I have a friendly acquaintance that is a golf pro.  He said that he gets different pricing than Dick's Sporting Goods or other large retailers because of their volume.  He'll pay more and have to sell it for less than they will.  His club selling volume is waaaaay down over the last couple of years.  Not sure about specifics, but he said just beats his break even now on equipment.  He carries product as a courtesy to course membership and doesn't expect to make much on clubs.

post #8 of 11

I just stumbled across this thread and thought I would add my two cents. To kind of add a little more on the cost side of things here are some interesting points. I lived in S. Korea from 04-10 and I was friends with a golf rep for a major company. He informed me that with his company 64-72% of the retail price for the product goes to player endorsement.
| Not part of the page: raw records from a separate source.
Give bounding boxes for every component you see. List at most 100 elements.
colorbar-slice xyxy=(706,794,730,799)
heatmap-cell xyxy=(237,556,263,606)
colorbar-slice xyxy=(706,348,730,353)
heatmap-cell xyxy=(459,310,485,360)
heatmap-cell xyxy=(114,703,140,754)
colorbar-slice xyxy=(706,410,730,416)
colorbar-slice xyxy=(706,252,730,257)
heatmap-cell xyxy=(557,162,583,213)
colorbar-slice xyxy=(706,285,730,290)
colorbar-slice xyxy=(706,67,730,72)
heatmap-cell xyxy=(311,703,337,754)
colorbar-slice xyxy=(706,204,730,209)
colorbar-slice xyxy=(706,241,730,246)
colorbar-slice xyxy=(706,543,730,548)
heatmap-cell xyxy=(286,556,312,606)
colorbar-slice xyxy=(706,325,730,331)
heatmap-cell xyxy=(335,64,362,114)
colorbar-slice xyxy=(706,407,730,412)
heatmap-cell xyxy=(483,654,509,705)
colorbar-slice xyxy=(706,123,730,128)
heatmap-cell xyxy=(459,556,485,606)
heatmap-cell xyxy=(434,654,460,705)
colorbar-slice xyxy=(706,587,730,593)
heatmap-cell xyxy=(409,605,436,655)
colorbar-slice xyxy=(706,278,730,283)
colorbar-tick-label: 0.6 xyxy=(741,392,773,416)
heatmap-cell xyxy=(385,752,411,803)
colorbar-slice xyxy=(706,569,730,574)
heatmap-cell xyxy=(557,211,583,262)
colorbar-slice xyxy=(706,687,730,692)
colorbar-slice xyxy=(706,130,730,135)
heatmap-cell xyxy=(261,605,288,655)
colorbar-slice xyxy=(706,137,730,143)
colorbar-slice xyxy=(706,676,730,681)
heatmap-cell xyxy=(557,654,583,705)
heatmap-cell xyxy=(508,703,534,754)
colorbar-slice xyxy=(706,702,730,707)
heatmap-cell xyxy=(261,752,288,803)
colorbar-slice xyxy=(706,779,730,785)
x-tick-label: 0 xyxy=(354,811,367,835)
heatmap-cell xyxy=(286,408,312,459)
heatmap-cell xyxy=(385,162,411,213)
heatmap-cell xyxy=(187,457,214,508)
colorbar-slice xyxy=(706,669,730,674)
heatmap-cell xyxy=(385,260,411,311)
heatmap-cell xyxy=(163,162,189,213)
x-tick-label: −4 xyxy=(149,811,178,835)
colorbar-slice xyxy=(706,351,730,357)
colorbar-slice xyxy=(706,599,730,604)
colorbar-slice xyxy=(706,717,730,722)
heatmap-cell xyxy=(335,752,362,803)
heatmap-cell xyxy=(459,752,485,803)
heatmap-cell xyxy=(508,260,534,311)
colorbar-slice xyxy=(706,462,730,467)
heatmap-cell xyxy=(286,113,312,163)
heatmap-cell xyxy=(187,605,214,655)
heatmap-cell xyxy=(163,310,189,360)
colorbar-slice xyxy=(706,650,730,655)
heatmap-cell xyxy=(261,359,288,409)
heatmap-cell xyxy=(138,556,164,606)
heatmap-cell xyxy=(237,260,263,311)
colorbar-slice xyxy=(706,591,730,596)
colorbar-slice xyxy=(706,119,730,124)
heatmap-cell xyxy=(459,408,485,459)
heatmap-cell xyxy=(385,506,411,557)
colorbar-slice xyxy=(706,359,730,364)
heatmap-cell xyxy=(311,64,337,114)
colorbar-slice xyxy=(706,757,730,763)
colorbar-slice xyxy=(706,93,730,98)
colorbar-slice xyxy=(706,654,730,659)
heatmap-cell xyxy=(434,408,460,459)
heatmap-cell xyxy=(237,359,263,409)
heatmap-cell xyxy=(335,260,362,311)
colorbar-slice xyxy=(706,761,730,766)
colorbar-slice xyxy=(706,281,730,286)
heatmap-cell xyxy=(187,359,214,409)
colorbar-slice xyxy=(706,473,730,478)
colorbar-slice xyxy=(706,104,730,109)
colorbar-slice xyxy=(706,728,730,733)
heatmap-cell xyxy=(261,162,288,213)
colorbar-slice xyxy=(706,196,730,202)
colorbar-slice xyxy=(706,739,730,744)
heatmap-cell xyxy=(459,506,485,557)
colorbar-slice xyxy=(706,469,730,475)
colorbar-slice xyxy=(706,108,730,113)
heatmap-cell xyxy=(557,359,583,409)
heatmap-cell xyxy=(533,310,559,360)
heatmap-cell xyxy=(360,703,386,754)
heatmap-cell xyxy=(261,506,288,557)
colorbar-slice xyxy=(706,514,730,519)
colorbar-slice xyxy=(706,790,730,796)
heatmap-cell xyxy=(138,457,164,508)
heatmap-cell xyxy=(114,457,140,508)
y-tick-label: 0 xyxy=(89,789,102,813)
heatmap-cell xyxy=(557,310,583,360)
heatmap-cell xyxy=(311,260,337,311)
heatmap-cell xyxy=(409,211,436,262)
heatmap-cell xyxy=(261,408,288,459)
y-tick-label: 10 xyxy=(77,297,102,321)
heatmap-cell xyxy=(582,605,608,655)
I am sure the other companies are somewhere in line with that. Funny thing is, if you ever get a chance to go to China and see the factories and take a tour, you will see that a lot of heads are made in the same foundries. They will have a load come off the line and get divided up. The same heads go into different stalls and get stamped and decorated with different markings. That's where a lot of "clones" come from. It is the exact same head, just stamped differently. Not every brand does it this way but a lot do. The cost of manufacturing clubs in China is so cheap you would not believe it. There is a good reason why clubs are made there now and not here. Money. The foundries never shut down, assembly shops operate 24/7, workers live at the factories in dorms. It is crazy in China. Go down one street and by clone irons for 50 bucks or go over two streets and buy real ones for 200, 8 irons, bag, wedge or two and a driver. Cosmetic blems is about it. Go to Mission Hills and pay top dollar. Makes you wonder how can a 400 driver from 2013 be 129.00 today and someone still make a profit. Cost the driver only cost 2.00 to make to begin with.  

post #9 of 11

Why can you get a graphite driver shaft for $50 or $350? Is there really that much difference in their mfg and performance?

post #10 of 11
Originally Posted by Fozcycle View Post

Why can you get a graphite driver shaft for $50 or $350? Is there really that much difference in their mfg and performance?


Difficult question. 


Mostly its about feel. More price you can get a stout shaft that feels softer. Even that is subjective though. 


Numbers-wise you probably wont see much difference. Were it really hits a golfer is someone with a very high swing speed. It gets tricky because of how the shaft loads. These shafts just don't have the market outside of very good players, so they cost more. You get higher torque, less weight (less material), not as stiff shafts. There is a lot of volume being sold of those compared to other shafts. 


Though in terms of pricing, those shafts should be priced more actually because the volume is higher. Price should go up as demand goes up. Oh well. 

post #11 of 11
Most of the time in retail, items have different mark up percentages. Retail is what I do for a living and marking merchandise at a standard percentage will not work. You also have to factor in buying practices. Most manufacturer s will offer buying incentives for retailers on new or discontinued product. So I guess the simple answer is it depends on your location and the retailer you are purchasing from.